4 Safe Exercises for Rotator Cuff Injury to Boost Mobility & Strength

Effective Stretches to Heal Rotator Cuff Injuries

By Coach E

If you’ve been told that static stretches like the sleeper stretch are great for your rotator cuff injury, think again! These stretches may not only be ineffective, but they could actually make your injury worse.

Instead, discover four safe exercises for rotator cuff injury that will reduce pain, improve mobility, and keep your shoulder strong. Let’s dive into why static stretching isn’t the best solution and what you can do to heal effectively.

Why Should You Avoid Static Stretching?

Stretching might seem like a go-to solution for shoulder pain, but if you’re using static stretches like the sleeper stretch, it’s time to reconsider.

Stretching a muscle that’s already injured, particularly one with a small tear, can be risky. When dealing with rotator cuff pain, there’s often a chance of a tear, and static stretching a torn muscle is like pulling on a fraying rope—it increases the risk of worsening the tear. This type of stretching is passive, which can lead to further injury.

Additionally, research shows that static stretching impairs performance by decreasing muscular strength, endurance, and speed for up to 24 hours after the stretch. This is especially harmful if you’re an athlete or regularly engage in activities that demand strength and agility.

A study titled Acute Effects of Unilateral Static Stretching on Handgrip Strength found that force production dropped not only in the stretched limb but also in the non-stretched limb, showing that static stretching affects the entire body’s force output [1].

stretches for rotator cuff injury study

Even the flexibility gained from static stretching is short-lived. Without the necessary strength to support the extra range of motion, your body perceives the newfound flexibility as instability. To protect itself, the brain signals the muscles to tighten, leading to a reversal of any flexibility improvements.

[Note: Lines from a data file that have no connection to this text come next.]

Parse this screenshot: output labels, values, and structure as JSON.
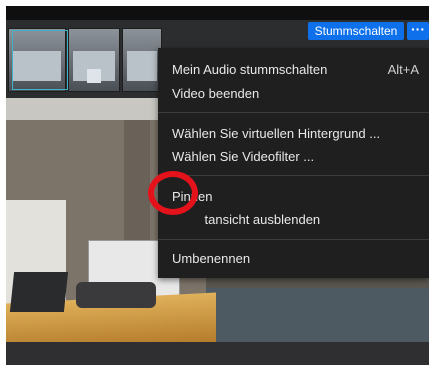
{
  "toolbar": {
    "mute_label": "Stummschalten",
    "more_label": "···"
  },
  "menu": {
    "items": [
      {
        "label": "Mein Audio stummschalten",
        "shortcut": "Alt+A"
      },
      {
        "label": "Video beenden"
      },
      {
        "label": "Wählen Sie virtuellen Hintergrund ..."
      },
      {
        "label": "Wählen Sie Videofilter ..."
      },
      {
        "label": "Pinnen"
      },
      {
        "label": "Selbstansicht ausblenden"
      },
      {
        "label": "Umbenennen"
      }
    ]
  },
  "colors": {
    "accent": "#0e71eb",
    "menu_bg": "#1f1f1f",
    "highlight": "#e4121b"
  }
}
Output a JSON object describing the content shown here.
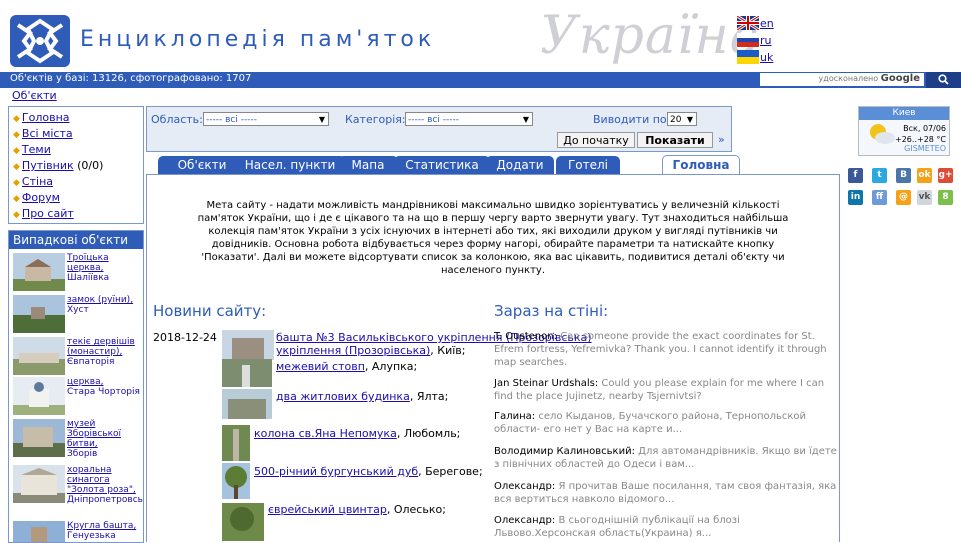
{
  "header": {
    "site_title": "Енциклопедія пам'яток",
    "country_word": "Україна",
    "languages": [
      {
        "code": "en",
        "flag": "uk-flag"
      },
      {
        "code": "ru",
        "flag": "ru-flag"
      },
      {
        "code": "uk",
        "flag": "ua-flag"
      }
    ]
  },
  "statbar": {
    "text": "Об'єктів у базі: 13126, сфотографовано: 1707",
    "google_prefix": "удосконалено",
    "google_brand": "Google",
    "search_icon": "search-icon"
  },
  "breadcrumb": "Об'єкти",
  "nav": {
    "items": [
      {
        "label": "Головна"
      },
      {
        "label": "Всі міста"
      },
      {
        "label": "Теми"
      },
      {
        "label": "Путівник",
        "count": "(0/0)"
      },
      {
        "label": "Стіна"
      },
      {
        "label": "Форум"
      },
      {
        "label": "Про сайт"
      }
    ]
  },
  "random": {
    "title": "Випадкові об'єкти",
    "items": [
      {
        "title": "Троїцька церква,",
        "place": "Шаліївка"
      },
      {
        "title": "замок (руїни),",
        "place": "Хуст"
      },
      {
        "title": "текіє дервішів (монастир),",
        "place": "Євпаторія"
      },
      {
        "title": "церква,",
        "place": "Стара Чорторія"
      },
      {
        "title": "музей Зборівської битви,",
        "place": "Зборів"
      },
      {
        "title": "хоральна синагога \"Золота роза\",",
        "place": "Дніпропетровськ"
      },
      {
        "title": "Кругла башта,",
        "place": "Генуезька"
      }
    ]
  },
  "filter": {
    "region_label": "Область:",
    "region_value": "----- всі -----",
    "category_label": "Категорія:",
    "category_value": "----- всі -----",
    "per_page_label": "Виводити по:",
    "per_page_value": "20",
    "to_start_label": "До початку",
    "show_label": "Показати",
    "more": "»"
  },
  "tabs": [
    {
      "label": "Об'єкти"
    },
    {
      "label": "Насел. пункти"
    },
    {
      "label": "Мапа"
    },
    {
      "label": "Статистика"
    },
    {
      "label": "Додати"
    },
    {
      "label": "Готелі"
    },
    {
      "label": "Головна",
      "active": true
    }
  ],
  "intro": "Мета сайту - надати можливість мандрівникові максимально швидко зорієнтуватись у величезній кількості пам'яток України, що і де є цікавого та на що в першу чергу варто звернути увагу. Тут знаходиться найбільша колекція пам'яток України з усіх існуючих в інтернеті або тих, які виходили друком у вигляді путівників чи довідників. Основна робота відбувається через форму нагорі, обирайте параметри та натискайте кнопку 'Показати'. Далі ви можете відсортувати список за колонкою, яка вас цікавить, подивитися деталі об'єкту чи населеного пункту.",
  "news": {
    "title": "Новини сайту:",
    "date": "2018-12-24",
    "items": [
      {
        "link": "башта №3 Васильківського укріплення (Прозорівська)",
        "place": ", Київ;"
      },
      {
        "link": "межевий стовп",
        "place": ", Алупка;"
      },
      {
        "link": "два житлових будинка",
        "place": ", Ялта;"
      },
      {
        "link": "колона св.Яна Непомука",
        "place": ", Любомль;"
      },
      {
        "link": "500-річний бургунський дуб",
        "place": ", Берегове;"
      },
      {
        "link": "єврейський цвинтар",
        "place": ", Олесько;"
      }
    ]
  },
  "wall": {
    "title": "Зараз на стіні:",
    "posts": [
      {
        "author": "T. Oustenon:",
        "text": "Can someone provide the exact coordinates for St. Efrem fortress, Yefremivka? Thank you. I cannot identify it through map searches."
      },
      {
        "author": "Jan Steinar Urdshals:",
        "text": "Could you please explain for me where I can find the place Jujinetz, nearby Tsjernivtsi?"
      },
      {
        "author": "Галина:",
        "text": "село Кыданов, Бучачского района, Тернопольской области- его нет у Вас на карте и..."
      },
      {
        "author": "Володимир Калиновський:",
        "text": "Для автомандрівників. Якщо ви їдете з північних областей до Одеси і вам..."
      },
      {
        "author": "Олександр:",
        "text": "Я прочитав Ваше посилання, там своя фантазія, яка вся вертиться навколо відомого..."
      },
      {
        "author": "Олександр:",
        "text": "В сьогоднішній публікації на блозі Львово.Херсонская область(Украина) я..."
      }
    ]
  },
  "weather": {
    "city": "Киев",
    "date": "Вск, 07/06",
    "temp": "+26..+28 °С",
    "brand": "GISMETEO"
  },
  "social": [
    "f",
    "t",
    "B",
    "ok",
    "g+",
    "in",
    "ff",
    "@",
    "vk",
    "8"
  ],
  "colors": {
    "brand_blue": "#2e5cb8",
    "link": "#1a0dab",
    "nav_bullet": "#e8a000"
  }
}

4 Safe Exercises for Rotator Cuff Injury

Now that we understand the risks of static stretching, let’s focus on safe, effective exercises for rotator cuff injuries that build strength and improve range of motion without the risk.  If you’d like a bit more guidance, you can follow along with the exercises in our video here.

1. Active Self Myofascial Release (ASMR) for the Posterior Shoulder

This technique uses a massage ball (or a tennis or lacrosse ball) to release tension and improve tissue quality in the back of the shoulder. Releasing the posterior shoulder muscles prepares you for deeper shoulder movements and improves overall mobility.

asmr posterior strength

  1. Choose three different areas of the posterior shoulder.
  2. For each area, perform three movements:
    • In and Out: Reach forward, pull the shoulder underneath you, and relax over the ball.
    • Sweeping Motion: Sweep the arm from your side to overhead.
    • Rotational Movement: Actively rotate the shoulder without pressing down to ensure you engage the right muscles.
  3. Repeat 3 reps of each movement for all three areas.

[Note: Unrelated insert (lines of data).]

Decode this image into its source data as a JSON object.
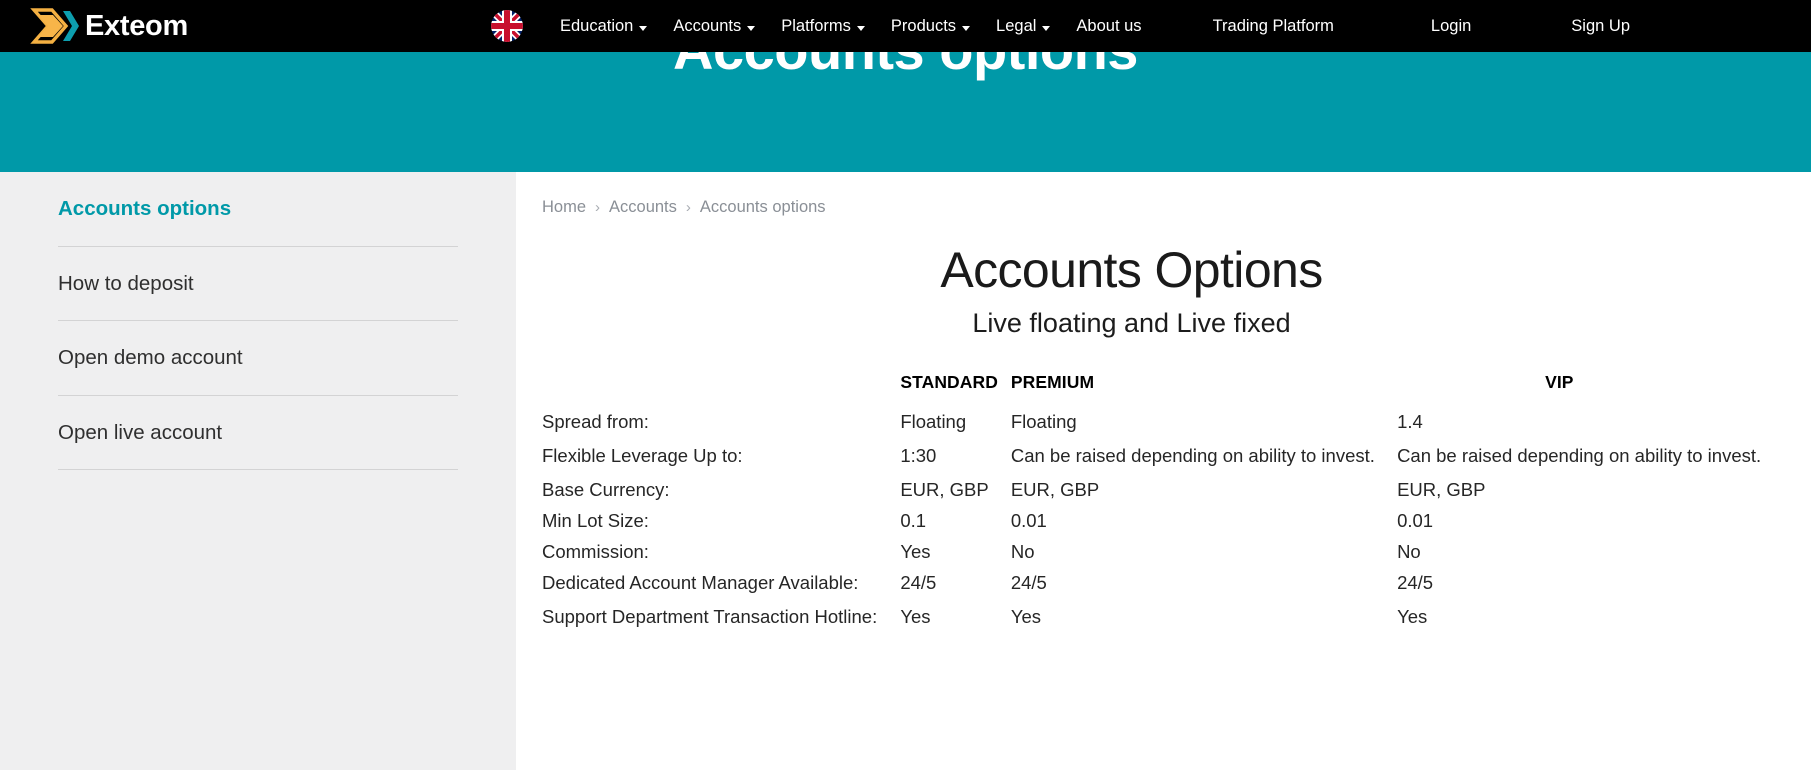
{
  "navbar": {
    "brand": "Exteom",
    "brand_logo_icon": "exteom-double-chevron-logo",
    "brand_logo_colors": {
      "chevron_orange": "#f4b042",
      "chevron_teal": "#0099a8"
    },
    "language_flag_icon": "uk-flag-circle-icon",
    "menu": [
      {
        "label": "Education",
        "has_dropdown": true
      },
      {
        "label": "Accounts",
        "has_dropdown": true
      },
      {
        "label": "Platforms",
        "has_dropdown": true
      },
      {
        "label": "Products",
        "has_dropdown": true
      },
      {
        "label": "Legal",
        "has_dropdown": true
      },
      {
        "label": "About us",
        "has_dropdown": false
      }
    ],
    "trading_platform_label": "Trading Platform",
    "login_label": "Login",
    "signup_label": "Sign Up"
  },
  "hero": {
    "title": "Accounts options",
    "background_color": "#0099a8"
  },
  "sidebar": {
    "items": [
      {
        "label": "Accounts options",
        "active": true
      },
      {
        "label": "How to deposit",
        "active": false
      },
      {
        "label": "Open demo account",
        "active": false
      },
      {
        "label": "Open live account",
        "active": false
      }
    ],
    "active_color": "#0099a8",
    "background_color": "#efeff0"
  },
  "breadcrumb": {
    "separator": "›",
    "items": [
      "Home",
      "Accounts",
      "Accounts options"
    ]
  },
  "main": {
    "title": "Accounts Options",
    "subtitle": "Live floating and Live fixed"
  },
  "table": {
    "headers": [
      "",
      "STANDARD",
      "PREMIUM",
      "VIP"
    ],
    "rows": [
      {
        "label": "Spread from:",
        "standard": "Floating",
        "premium": "Floating",
        "vip": "1.4"
      },
      {
        "label": "Flexible Leverage Up to:",
        "standard": "1:30",
        "premium": "Can be raised depending on ability to invest.",
        "vip": "Can be raised depending on ability to invest."
      },
      {
        "label": "Base Currency:",
        "standard": "EUR, GBP",
        "premium": "EUR, GBP",
        "vip": "EUR, GBP"
      },
      {
        "label": "Min Lot Size:",
        "standard": "0.1",
        "premium": "0.01",
        "vip": "0.01"
      },
      {
        "label": "Commission:",
        "standard": "Yes",
        "premium": "No",
        "vip": "No"
      },
      {
        "label": "Dedicated Account Manager Available:",
        "standard": "24/5",
        "premium": "24/5",
        "vip": "24/5"
      },
      {
        "label": "Support Department Transaction Hotline:",
        "standard": "Yes",
        "premium": "Yes",
        "vip": "Yes"
      }
    ]
  }
}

Why it works: This active release technique helps to improve tissue quality, reducing adhesions that limit movement.

2. Behind the Back End-Range Expansion (ERE)

This exercise improves internal shoulder rotation strength, particularly at the end range. It’s similar to proprioceptive neuromuscular facilitation (PNF) techniques but more targeted.

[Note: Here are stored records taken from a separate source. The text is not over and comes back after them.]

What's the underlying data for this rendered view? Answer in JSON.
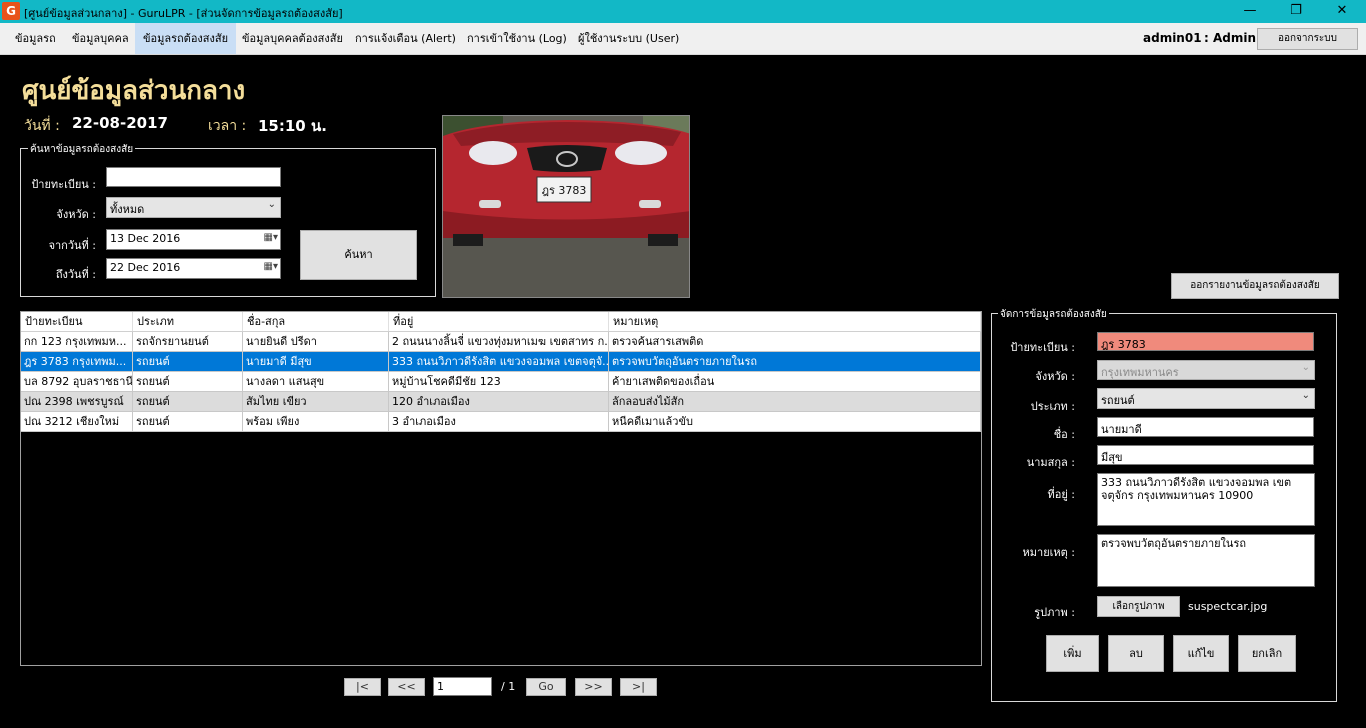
{
  "window": {
    "icon_text": "G",
    "title": "[ศูนย์ข้อมูลส่วนกลาง] - GuruLPR - [ส่วนจัดการข้อมูลรถต้องสงสัย]",
    "minimize": "—",
    "restore": "❐",
    "close": "✕"
  },
  "menu": {
    "items": [
      {
        "label": "ข้อมูลรถ"
      },
      {
        "label": "ข้อมูลบุคคล"
      },
      {
        "label": "ข้อมูลรถต้องสงสัย"
      },
      {
        "label": "ข้อมูลบุคคลต้องสงสัย"
      },
      {
        "label": "การแจ้งเตือน (Alert)"
      },
      {
        "label": "การเข้าใช้งาน (Log)"
      },
      {
        "label": "ผู้ใช้งานระบบ (User)"
      }
    ],
    "active_index": 2,
    "user": "admin01",
    "role": ": Admin",
    "logout": "ออกจากระบบ"
  },
  "header": {
    "title": "ศูนย์ข้อมูลส่วนกลาง",
    "date_label": "วันที่ :",
    "date_value": "22-08-2017",
    "time_label": "เวลา :",
    "time_value": "15:10 น."
  },
  "search": {
    "group_title": "ค้นหาข้อมูลรถต้องสงสัย",
    "plate_label": "ป้ายทะเบียน :",
    "plate_value": "",
    "province_label": "จังหวัด :",
    "province_value": "ทั้งหมด",
    "from_label": "จากวันที่ :",
    "from_value": "13 Dec 2016",
    "to_label": "ถึงวันที่ :",
    "to_value": "22 Dec 2016",
    "search_button": "ค้นหา"
  },
  "photo": {
    "plate_text": "ฎร 3783"
  },
  "report_button": "ออกรายงานข้อมูลรถต้องสงสัย",
  "table": {
    "columns": [
      "ป้ายทะเบียน",
      "ประเภท",
      "ชื่อ-สกุล",
      "ที่อยู่",
      "หมายเหตุ"
    ],
    "rows": [
      {
        "plate": "กก 123 กรุงเทพมห...",
        "type": "รถจักรยานยนต์",
        "name": "นายยินดี ปรีดา",
        "address": "2 ถนนนางลิ้นจี่ แขวงทุ่งมหาเมฆ เขตสาทร ก...",
        "note": "ตรวจค้นสารเสพติด"
      },
      {
        "plate": "ฎร 3783 กรุงเทพม...",
        "type": "รถยนต์",
        "name": "นายมาดี มีสุข",
        "address": "333 ถนนวิภาวดีรังสิต แขวงจอมพล เขตจตุจั...",
        "note": "ตรวจพบวัตถุอันตรายภายในรถ"
      },
      {
        "plate": "บล 8792 อุบลราชธานี",
        "type": "รถยนต์",
        "name": "นางลดา แสนสุข",
        "address": "หมู่บ้านโชคดีมีชัย 123",
        "note": "ค้ายาเสพติดของเถื่อน"
      },
      {
        "plate": "ปณ 2398 เพชรบูรณ์",
        "type": "รถยนต์",
        "name": "สัมไทย เขียว",
        "address": "120 อำเภอเมือง",
        "note": "ลักลอบส่งไม้สัก"
      },
      {
        "plate": "ปณ 3212 เชียงใหม่",
        "type": "รถยนต์",
        "name": "พร้อม เพียง",
        "address": "3 อำเภอเมือง",
        "note": "หนีคดีเมาแล้วขับ"
      }
    ],
    "selected_index": 1
  },
  "pager": {
    "first": "|<",
    "prev": "<<",
    "page_value": "1",
    "total": "/ 1",
    "go": "Go",
    "next": ">>",
    "last": ">|"
  },
  "manage": {
    "group_title": "จัดการข้อมูลรถต้องสงสัย",
    "plate_label": "ป้ายทะเบียน :",
    "plate_value": "ฎร 3783",
    "province_label": "จังหวัด :",
    "province_value": "กรุงเทพมหานคร",
    "type_label": "ประเภท :",
    "type_value": "รถยนต์",
    "firstname_label": "ชื่อ :",
    "firstname_value": "นายมาดี",
    "lastname_label": "นามสกุล :",
    "lastname_value": "มีสุข",
    "address_label": "ที่อยู่ :",
    "address_value": "333 ถนนวิภาวดีรังสิต แขวงจอมพล เขตจตุจักร กรุงเทพมหานคร 10900",
    "note_label": "หมายเหตุ :",
    "note_value": "ตรวจพบวัตถุอันตรายภายในรถ",
    "image_label": "รูปภาพ :",
    "image_button": "เลือกรูปภาพ",
    "image_file": "suspectcar.jpg",
    "add_button": "เพิ่ม",
    "delete_button": "ลบ",
    "edit_button": "แก้ไข",
    "cancel_button": "ยกเลิก"
  },
  "colors": {
    "title_bar": "#12b8c6",
    "heading": "#f4de9a",
    "selected_row": "#0078d7",
    "plate_highlight": "#f08a7c"
  }
}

Behind the Back ERE - safe exercises for rotator cuff injury

  1. Start with your arm behind your back (as high as you can while maintaining good shoulder posture).
  2. Lift the hand off your back using rotation, hold for 10 seconds, then press the hand into your back for another 10 seconds.
  3. Perform 3 repetitions per side.

Why it works: By actively engaging the rotator cuff muscles, this exercise builds the strength necessary to support improved range of motion.

3. Prone Shoulder External Rotation End-Range Expansion (90° ER ERE)

This exercise focuses on increasing external rotation strength, crucial for activities like tennis or weightlifting.

90° Shoulder ER ERE - safe exercises for rotator cuff injury

  1. Lie face down with your arm in a 90° position (shoulder and elbow both bent).
  2. Use a stick (like a broom or hockey stick) to assist in rotating the arm externally while maintaining posture.
  3. Hold for 10 seconds, rotate into the floor for another 10, then lift again for 10 seconds.
  4. Perform 3 repetitions per side.

Why it works: This exercise helps increase external rotation, an essential movement for many upper body activities, without risking injury.

4. Diamond Shoulders

This integrated movement combines strength and neuromuscular control. By teaching your body to use the right muscles in the right order, this exercise helps prevent future injuries.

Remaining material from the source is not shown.